Trachoma is an
infectious disease characterized by repeated exposures to Chlamydia trachomatis (Ct) that may ultimately lead to
blindness. Efficient identification of communities with high
infection burden could help target more intensive control efforts. We hypothesized that
IgG seroprevalence in combination with geospatial layers, machine learning, and model-based geostatistics would be able to accurately predict future community-level ocular Ct
infections detected by PCR. We used measurements from 40 communities in the hyperendemic Amhara region of Ethiopia to assess this hypothesis. Median Ct
infection prevalence among children 0-5 years old increased from 6% at enrollment, in the context of recent
mass drug administration (MDA), to 29% by month 36, following three years without MDA. At baseline, correlation between seroprevalence and Ct
infection was stronger among children 0-5 years old (ρ = 0.77) than children 6-9 years old (ρ = 0.48), and stronger than the correlation between active
trachoma and Ct
infection (0-5y ρ = 0.56; 6-9y ρ = 0.40).

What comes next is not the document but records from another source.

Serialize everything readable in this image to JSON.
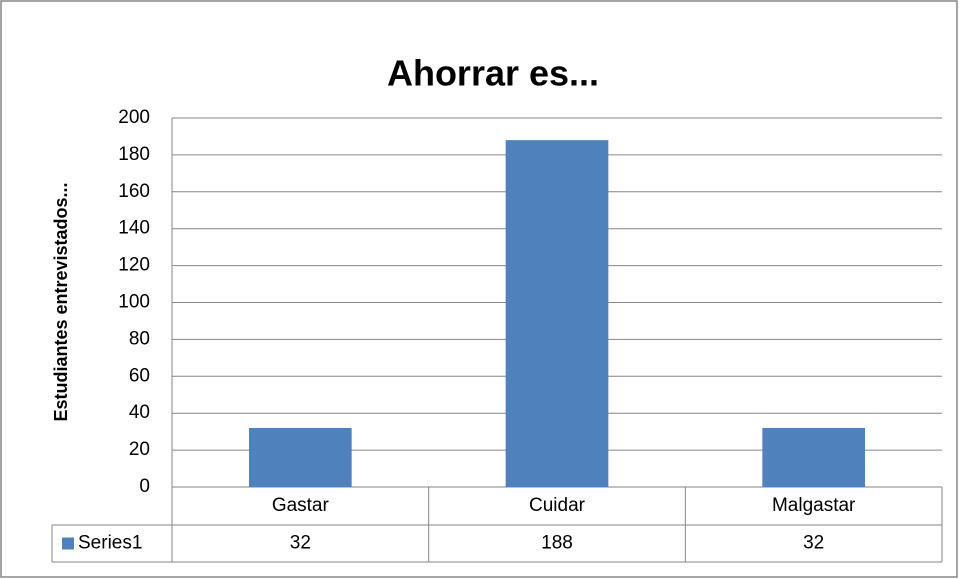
{
  "chart_data": {
    "type": "bar",
    "title": "Ahorrar es...",
    "y_label": "Estudiantes entrevistados...",
    "categories": [
      "Gastar",
      "Cuidar",
      "Malgastar"
    ],
    "series": [
      {
        "name": "Series1",
        "color": "#4f81bd",
        "values": [
          32,
          188,
          32
        ]
      }
    ],
    "ylim": [
      0,
      200
    ],
    "yticks": [
      0,
      20,
      40,
      60,
      80,
      100,
      120,
      140,
      160,
      180,
      200
    ],
    "grid": true
  }
}
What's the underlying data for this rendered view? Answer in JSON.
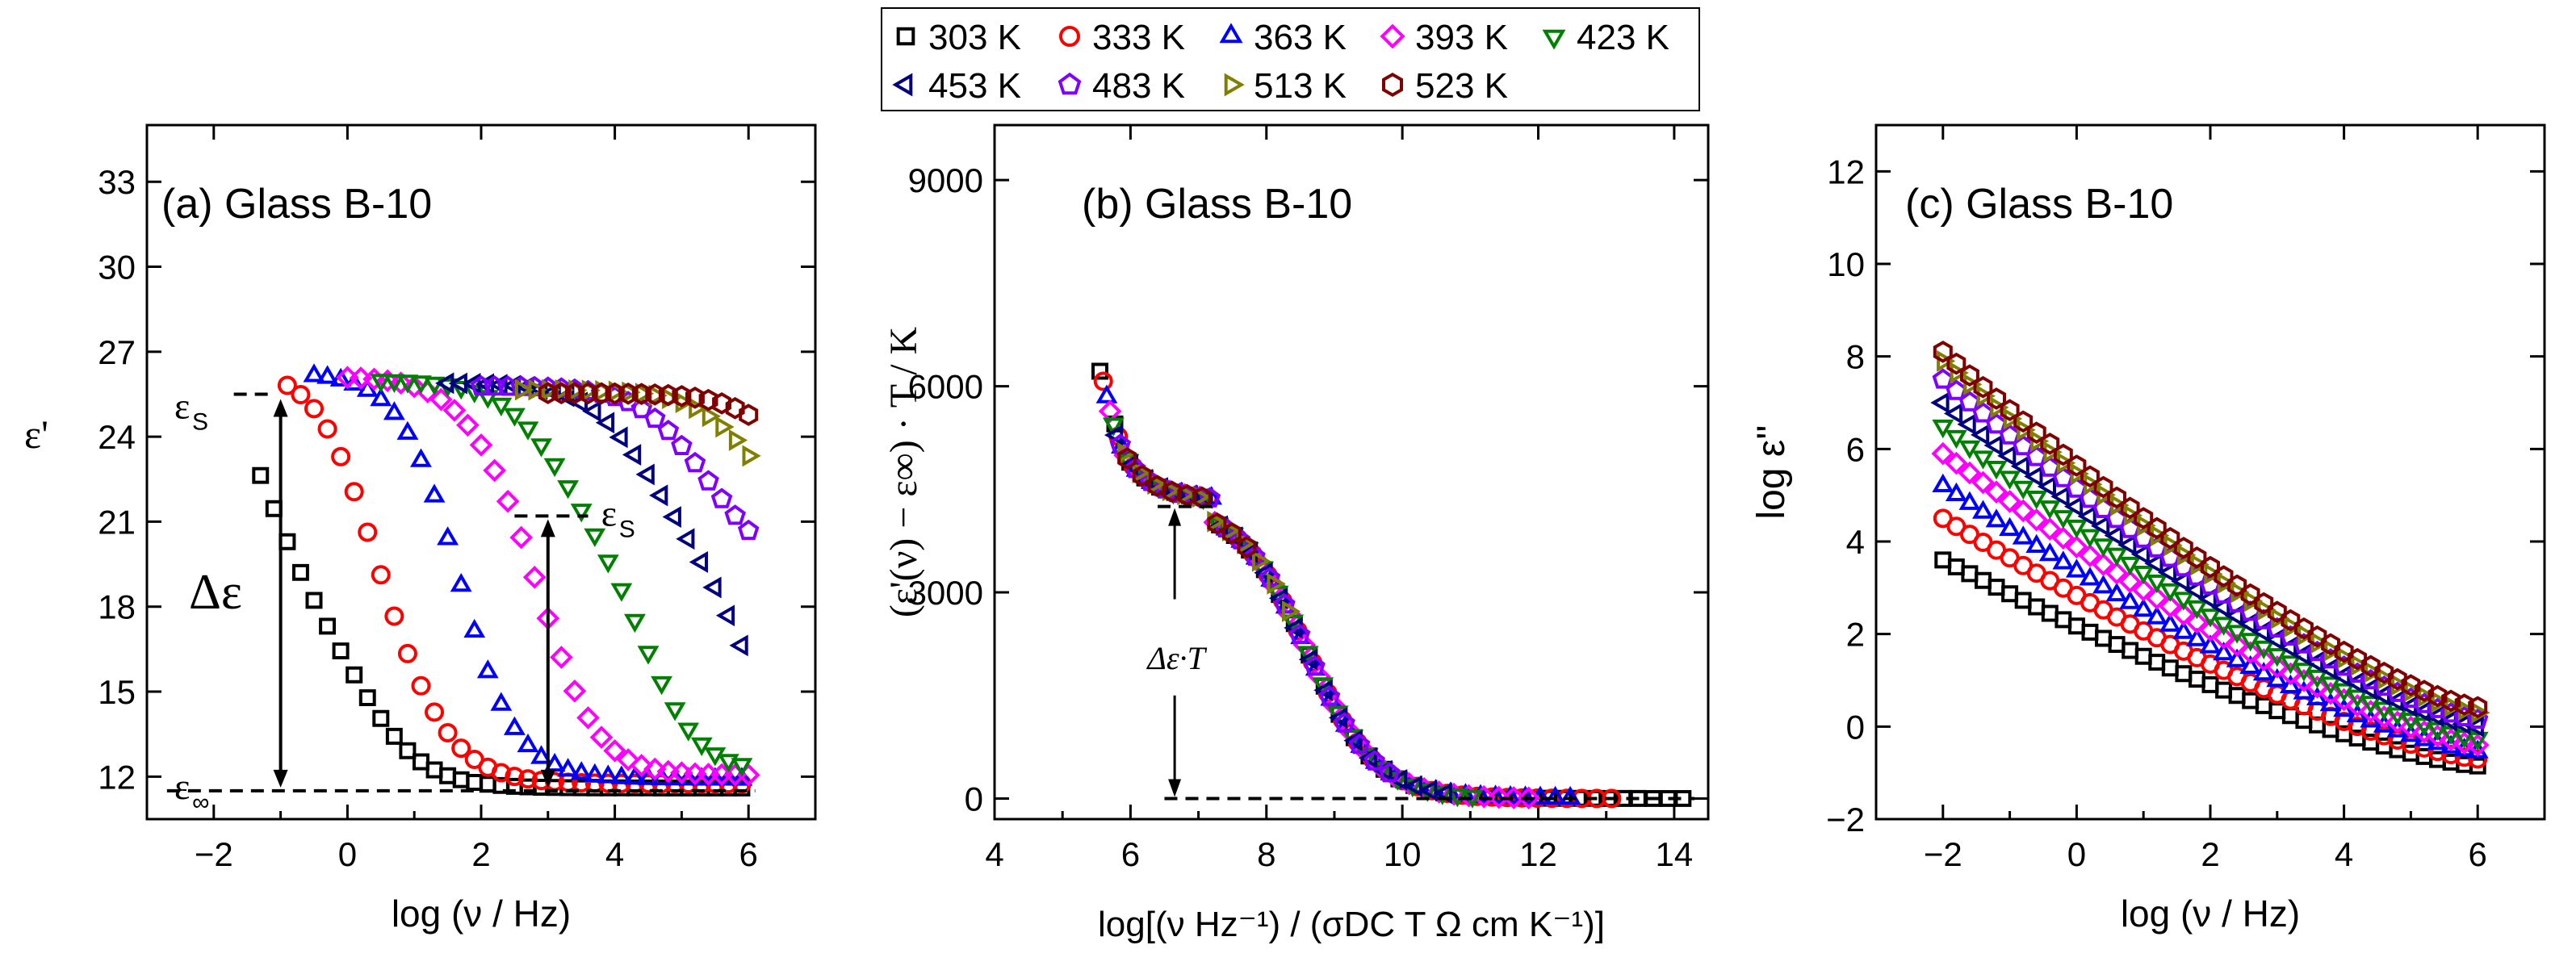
{
  "legend": {
    "placement": "top-center",
    "entries": [
      {
        "label": "303 K",
        "color": "#000000",
        "marker": "square"
      },
      {
        "label": "333 K",
        "color": "#ff0000",
        "marker": "circle"
      },
      {
        "label": "363 K",
        "color": "#0000ff",
        "marker": "triangle-up"
      },
      {
        "label": "393 K",
        "color": "#ff00ff",
        "marker": "diamond"
      },
      {
        "label": "423 K",
        "color": "#008000",
        "marker": "triangle-down"
      },
      {
        "label": "453 K",
        "color": "#000080",
        "marker": "triangle-left"
      },
      {
        "label": "483 K",
        "color": "#8000ff",
        "marker": "pentagon"
      },
      {
        "label": "513 K",
        "color": "#808000",
        "marker": "triangle-right"
      },
      {
        "label": "523 K",
        "color": "#800000",
        "marker": "hexagon"
      }
    ]
  },
  "chart_data": [
    {
      "type": "scatter",
      "title": "(a) Glass B-10",
      "xlabel": "log (ν / Hz)",
      "ylabel": "ε'",
      "xlim": [
        -3,
        7
      ],
      "ylim": [
        10.5,
        35
      ],
      "xticks": [
        -2,
        0,
        2,
        4,
        6
      ],
      "yticks": [
        12,
        15,
        18,
        21,
        24,
        27,
        30,
        33
      ],
      "grid": false,
      "params": {
        "eps_inf": 11.5,
        "eps_s": 25.5,
        "eps_s2": 21.2,
        "T": [
          303,
          333,
          363,
          393,
          423,
          453,
          483,
          513,
          523
        ],
        "xstart": [
          -1.3,
          -0.9,
          -0.5,
          0.0,
          0.5,
          1.5,
          2.0,
          2.6,
          3.0
        ],
        "sigma_log": [
          -3.0,
          -2.3,
          -1.6,
          -1.0,
          -0.3,
          0.4,
          1.0,
          1.6,
          2.0
        ]
      },
      "annotations": {
        "eps_s_left": "ε",
        "eps_s_right": "ε",
        "eps_s_sub": "S",
        "eps_inf": "ε",
        "eps_inf_sub": "∞",
        "delta_eps": "Δε"
      }
    },
    {
      "type": "scatter",
      "title": "(b) Glass B-10",
      "xlabel": "log[(ν Hz⁻¹) / (σDC T Ω cm K⁻¹)]",
      "ylabel": "(ε'(ν) − ε∞) · T / K",
      "xlim": [
        4,
        14.5
      ],
      "ylim": [
        -300,
        9800
      ],
      "xticks": [
        4,
        6,
        8,
        10,
        12,
        14
      ],
      "yticks": [
        0,
        3000,
        6000,
        9000
      ],
      "grid": false,
      "annotations": {
        "delta_eps_T": "Δε·T"
      }
    },
    {
      "type": "scatter",
      "title": "(c) Glass B-10",
      "xlabel": "log (ν / Hz)",
      "ylabel": "log ε''",
      "xlim": [
        -3,
        7
      ],
      "ylim": [
        -2,
        13
      ],
      "xticks": [
        -2,
        0,
        2,
        4,
        6
      ],
      "yticks": [
        -2,
        0,
        2,
        4,
        6,
        8,
        10,
        12
      ],
      "grid": false,
      "params": {
        "start": [
          3.6,
          4.5,
          5.2,
          5.9,
          6.5,
          7.0,
          7.5,
          7.9,
          8.1
        ],
        "end": [
          -0.85,
          -0.7,
          -0.55,
          -0.4,
          -0.25,
          0.0,
          0.15,
          0.3,
          0.42
        ]
      }
    }
  ]
}
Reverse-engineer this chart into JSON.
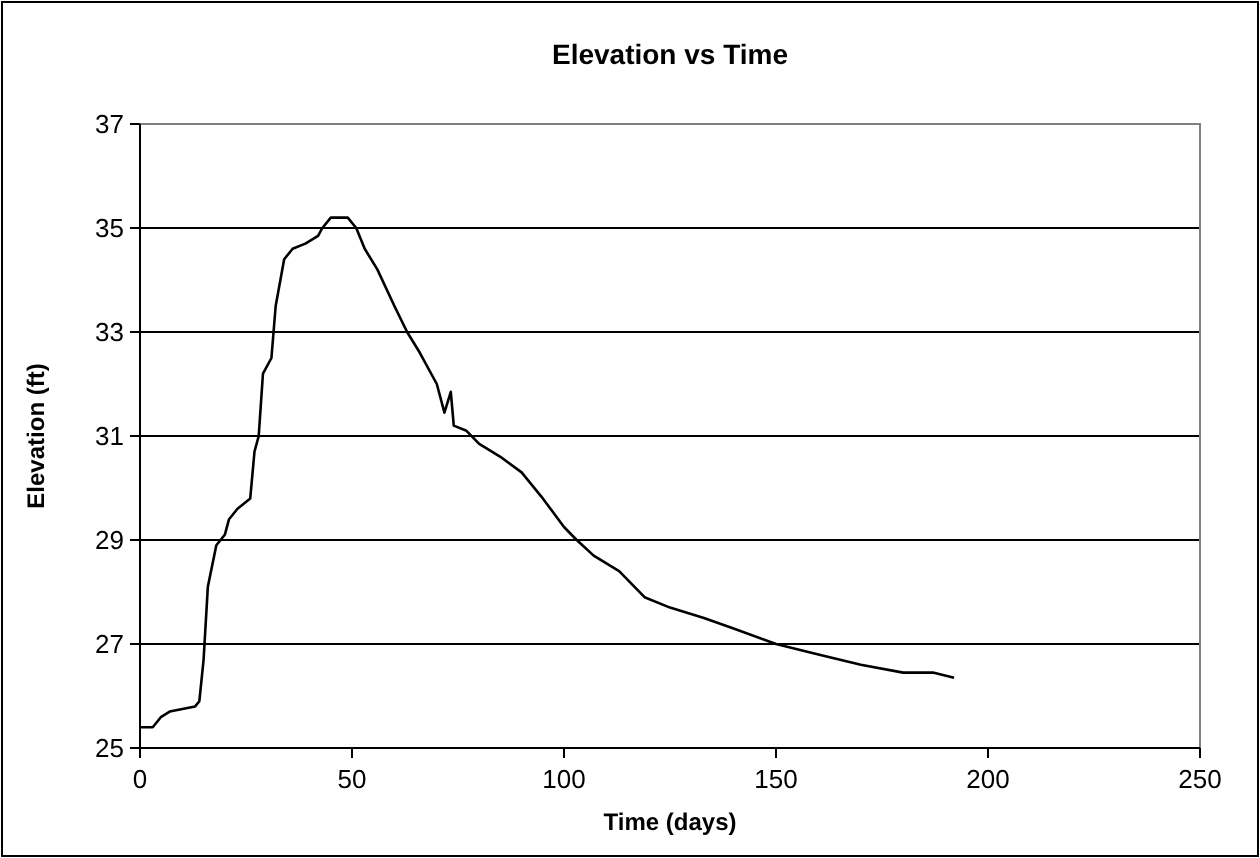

Seroprevalence was the strongest concurrent predictor of
infection prevalence at month 36 among children 0-5 years old (cross-validated R2 = 0.75, 95% CI: 0.58-0.85), though predictive performance declined substantially with increasing temporal lag between predictor and outcome measurements. Geospatial variables, a spatial Gaussian process, and stacked ensemble machine learning did not meaningfully improve predictions. Serological markers among children 0-5 years old may be an objective tool for identifying communities with high levels of ocular Ct
infections, but accurate, future prediction in the context of changing transmission remains an open challenge.